Unfair dismissal

An employee may not be dismissed for having requested a professional election

Publié le 24 janvier 2024 - Directorate for Legal and Administrative Information (Prime Minister)

An employee cannot be dismissed for having previously requested the organization of professional elections, as the Court of Cassation stated in its judgment of 28 June 2023.

Image 1
Image 1Crédits: Shisu_ka - stock.adobe.com

An employee, hired as a waiter, asks his company to organize professional elections.

Following his request, he was called to a preliminary dismissal interview, with a precautionary layoff, and finally dismissed for serious misconduct a few days later.

On the ground of trade union discrimination and challenging the validity of his dismissal, he brought an action before the prud’homale court for annulment of the dismissal, reinstatement and payment of salary reminders and various allowances.

In order to claim that his dismissal for trade union discrimination was invalid, the employee relied on the coincidence between the receipt by his employer of the letter requesting the organization of professional elections and the initiation of the dismissal procedure.

While both the Cour d’Immale and the Cour d’appel consider that the dismissal was not justified by the existence of a real and serious cause of action, they do not declare the dismissal invalid on grounds of trade union discrimination.

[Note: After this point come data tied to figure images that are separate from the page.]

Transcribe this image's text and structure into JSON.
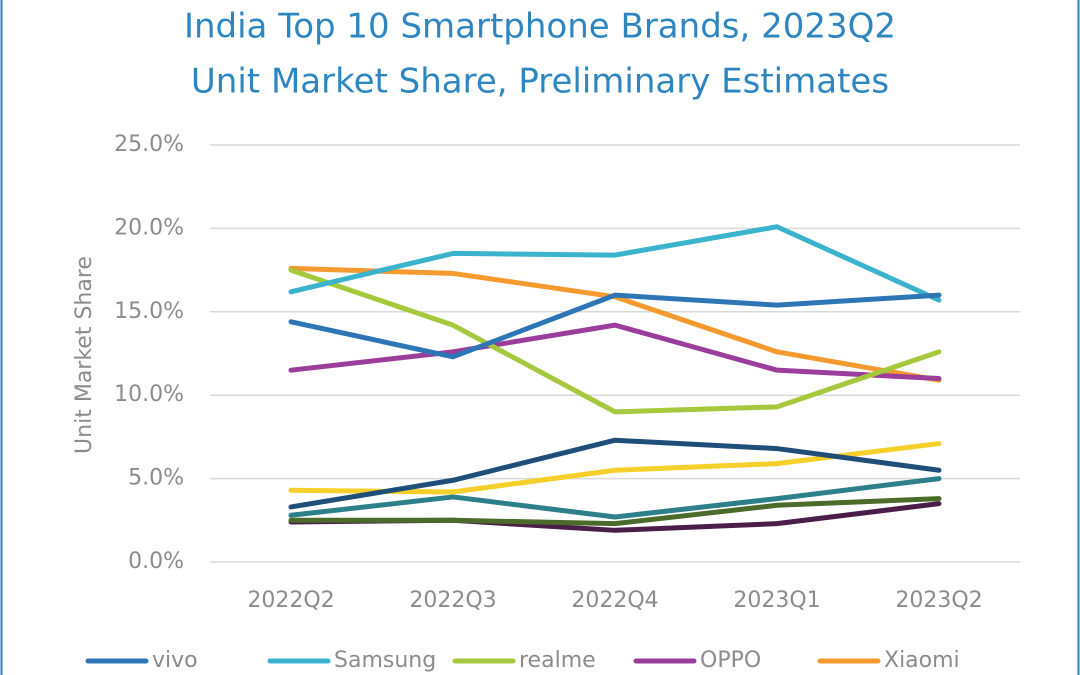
{
  "chart_data": {
    "type": "line",
    "title": "India Top 10 Smartphone Brands, 2023Q2",
    "subtitle": "Unit Market Share, Preliminary Estimates",
    "y_label": "Unit Market Share",
    "categories": [
      "2022Q2",
      "2022Q3",
      "2022Q4",
      "2023Q1",
      "2023Q2"
    ],
    "ylim": [
      0,
      25
    ],
    "yticks": [
      {
        "value": 0,
        "label": "0.0%"
      },
      {
        "value": 5,
        "label": "5.0%"
      },
      {
        "value": 10,
        "label": "10.0%"
      },
      {
        "value": 15,
        "label": "15.0%"
      },
      {
        "value": 20,
        "label": "20.0%"
      },
      {
        "value": 25,
        "label": "25.0%"
      }
    ],
    "grid": true,
    "legend": "bottom",
    "series": [
      {
        "name": "vivo",
        "color": "#2e75b6",
        "values": [
          14.4,
          12.3,
          16.0,
          15.4,
          16.0
        ]
      },
      {
        "name": "Samsung",
        "color": "#3bb3cc",
        "values": [
          16.2,
          18.5,
          18.4,
          20.1,
          15.7
        ]
      },
      {
        "name": "realme",
        "color": "#a6c83c",
        "values": [
          17.5,
          14.2,
          9.0,
          9.3,
          12.6
        ]
      },
      {
        "name": "OPPO",
        "color": "#9b3d9a",
        "values": [
          11.5,
          12.6,
          14.2,
          11.5,
          11.0
        ]
      },
      {
        "name": "Xiaomi",
        "color": "#f49a2f",
        "values": [
          17.6,
          17.3,
          15.9,
          12.6,
          10.9
        ]
      },
      {
        "color": "#1f4e79",
        "values": [
          3.3,
          4.9,
          7.3,
          6.8,
          5.5
        ]
      },
      {
        "color": "#f5cf2a",
        "values": [
          4.3,
          4.2,
          5.5,
          5.9,
          7.1
        ]
      },
      {
        "color": "#2d7f8a",
        "values": [
          2.8,
          3.9,
          2.7,
          3.8,
          5.0
        ]
      },
      {
        "color": "#4a6b2a",
        "values": [
          2.5,
          2.5,
          2.3,
          3.4,
          3.8
        ]
      },
      {
        "color": "#4b1e4a",
        "values": [
          2.4,
          2.5,
          1.9,
          2.3,
          3.5
        ]
      }
    ]
  }
}
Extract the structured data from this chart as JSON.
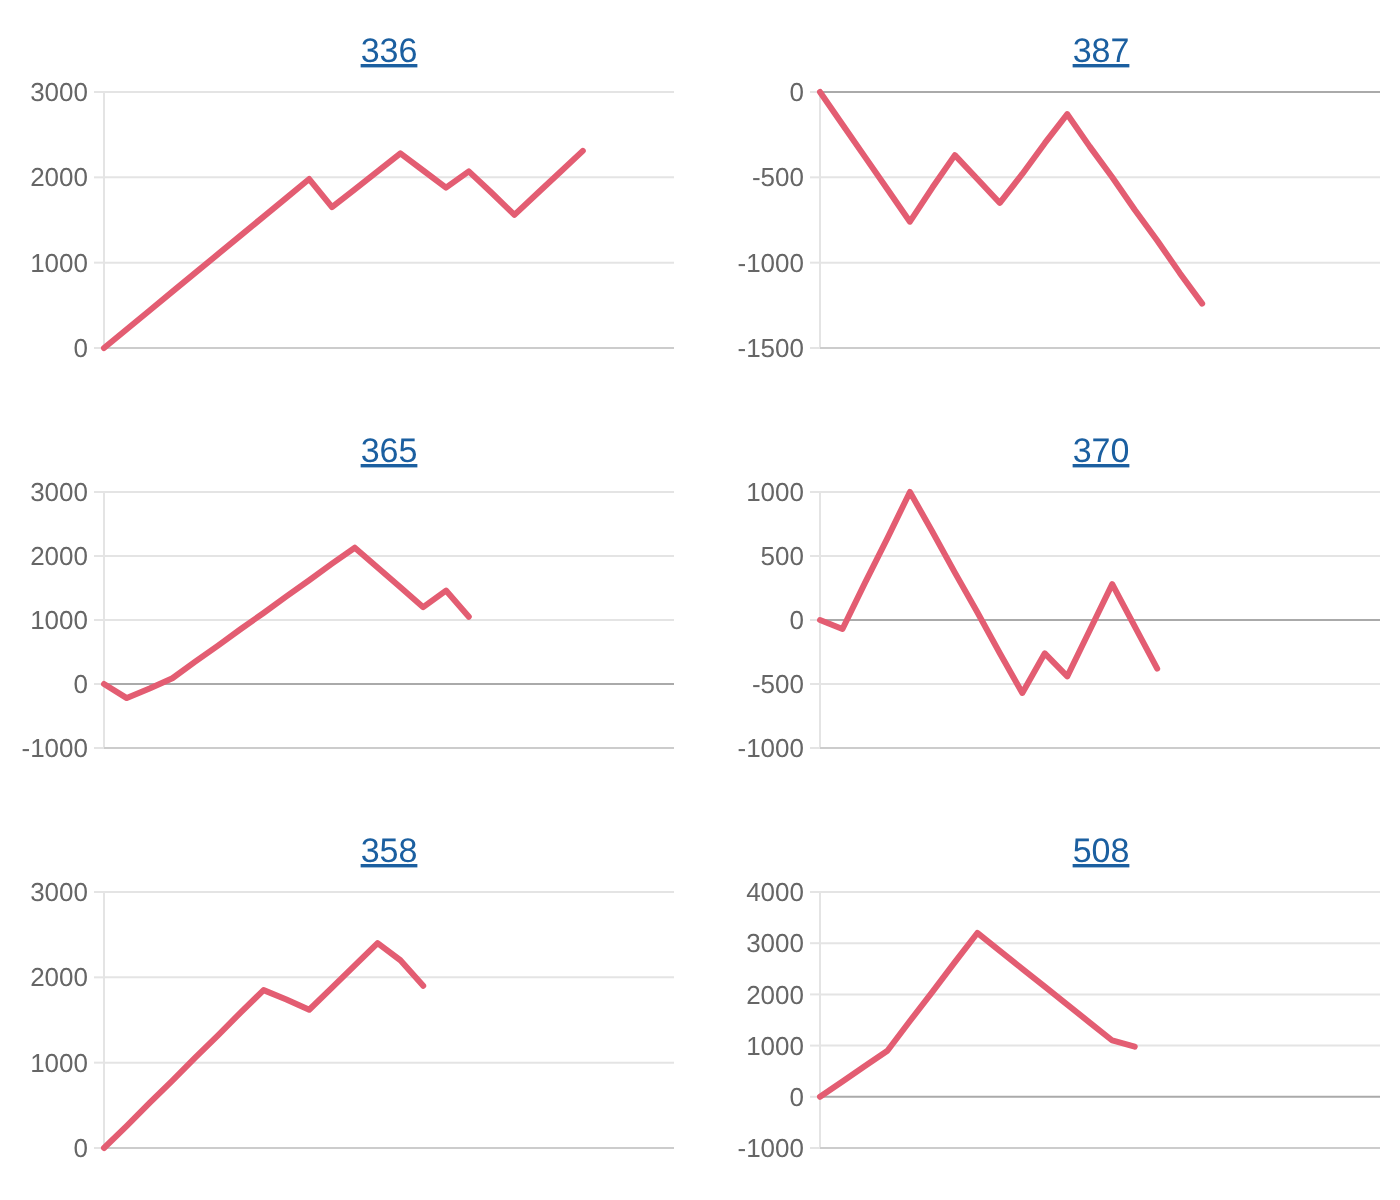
{
  "chart_data": [
    {
      "type": "line",
      "title": "336",
      "categories": [
        null,
        null,
        null,
        null,
        null,
        null,
        null,
        null,
        null,
        null,
        null,
        null,
        null,
        null,
        null,
        null,
        null,
        null,
        null,
        null,
        null,
        null,
        null,
        null,
        null,
        null
      ],
      "values": [
        0,
        220,
        440,
        660,
        880,
        1100,
        1320,
        1540,
        1760,
        1980,
        1650,
        1860,
        2070,
        2280,
        2080,
        1880,
        2070,
        1820,
        1560,
        1810,
        2060,
        2310,
        null,
        null,
        null,
        null
      ],
      "color": "#e35d72",
      "ylim": [
        0,
        3000
      ],
      "yticks": [
        0,
        1000,
        2000,
        3000
      ],
      "grid": "y",
      "tick_labels": "y"
    },
    {
      "type": "line",
      "title": "387",
      "categories": [
        null,
        null,
        null,
        null,
        null,
        null,
        null,
        null,
        null,
        null,
        null,
        null,
        null,
        null,
        null,
        null,
        null,
        null,
        null,
        null,
        null,
        null,
        null,
        null,
        null,
        null
      ],
      "values": [
        0,
        -190,
        -380,
        -570,
        -760,
        -560,
        -370,
        -510,
        -650,
        -480,
        -300,
        -130,
        -320,
        -500,
        -690,
        -870,
        -1060,
        -1240,
        null,
        null,
        null,
        null,
        null,
        null,
        null,
        null
      ],
      "color": "#e35d72",
      "ylim": [
        -1500,
        0
      ],
      "yticks": [
        -1500,
        -1000,
        -500,
        0
      ],
      "grid": "y",
      "tick_labels": "y"
    },
    {
      "type": "line",
      "title": "365",
      "categories": [
        null,
        null,
        null,
        null,
        null,
        null,
        null,
        null,
        null,
        null,
        null,
        null,
        null,
        null,
        null,
        null,
        null,
        null,
        null,
        null,
        null,
        null,
        null,
        null,
        null,
        null
      ],
      "values": [
        0,
        -220,
        -70,
        90,
        350,
        600,
        860,
        1110,
        1370,
        1620,
        1880,
        2130,
        1820,
        1510,
        1200,
        1460,
        1050,
        null,
        null,
        null,
        null,
        null,
        null,
        null,
        null,
        null
      ],
      "color": "#e35d72",
      "ylim": [
        -1000,
        3000
      ],
      "yticks": [
        -1000,
        0,
        1000,
        2000,
        3000
      ],
      "grid": "y",
      "tick_labels": "y"
    },
    {
      "type": "line",
      "title": "370",
      "categories": [
        null,
        null,
        null,
        null,
        null,
        null,
        null,
        null,
        null,
        null,
        null,
        null,
        null,
        null,
        null,
        null,
        null,
        null,
        null,
        null,
        null,
        null,
        null,
        null,
        null,
        null
      ],
      "values": [
        0,
        -70,
        290,
        640,
        1000,
        690,
        370,
        60,
        -260,
        -570,
        -260,
        -440,
        -80,
        280,
        -50,
        -380,
        null,
        null,
        null,
        null,
        null,
        null,
        null,
        null,
        null,
        null
      ],
      "color": "#e35d72",
      "ylim": [
        -1000,
        1000
      ],
      "yticks": [
        -1000,
        -500,
        0,
        500,
        1000
      ],
      "grid": "y",
      "tick_labels": "y"
    },
    {
      "type": "line",
      "title": "358",
      "categories": [
        null,
        null,
        null,
        null,
        null,
        null,
        null,
        null,
        null,
        null,
        null,
        null,
        null,
        null,
        null,
        null,
        null,
        null,
        null,
        null,
        null,
        null,
        null,
        null,
        null,
        null
      ],
      "values": [
        0,
        260,
        530,
        790,
        1060,
        1320,
        1590,
        1850,
        1740,
        1620,
        1880,
        2140,
        2400,
        2200,
        1900,
        null,
        null,
        null,
        null,
        null,
        null,
        null,
        null,
        null,
        null,
        null
      ],
      "color": "#e35d72",
      "ylim": [
        0,
        3000
      ],
      "yticks": [
        0,
        1000,
        2000,
        3000
      ],
      "grid": "y",
      "tick_labels": "y"
    },
    {
      "type": "line",
      "title": "508",
      "categories": [
        null,
        null,
        null,
        null,
        null,
        null,
        null,
        null,
        null,
        null,
        null,
        null,
        null,
        null,
        null,
        null,
        null,
        null,
        null,
        null,
        null,
        null,
        null,
        null,
        null,
        null
      ],
      "values": [
        0,
        300,
        600,
        900,
        1480,
        2050,
        2630,
        3200,
        2850,
        2500,
        2150,
        1800,
        1450,
        1100,
        980,
        null,
        null,
        null,
        null,
        null,
        null,
        null,
        null,
        null,
        null,
        null
      ],
      "color": "#e35d72",
      "ylim": [
        -1000,
        4000
      ],
      "yticks": [
        -1000,
        0,
        1000,
        2000,
        3000,
        4000
      ],
      "grid": "y",
      "tick_labels": "y"
    }
  ]
}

They consider that the employee did not adduce any factual evidence suggesting the existence of such discrimination.

The Court of Cassation quashes the decision of the Court of Appeal.

It recalls first of all the principle according to which ‘where the facts relied on in the dismissal letter do not characterize a genuine and serious cause of dismissal, it is for the employer to demonstrate that the termination of the employment contract does not constitute a retaliatory measure to the employee’s earlier request to organize professional elections within the company’. It then states that, in the present case, the employer had not demonstrated that there was no link between the employee’s request to hold the professional elections and the dismissal, in the present case, less than one month later.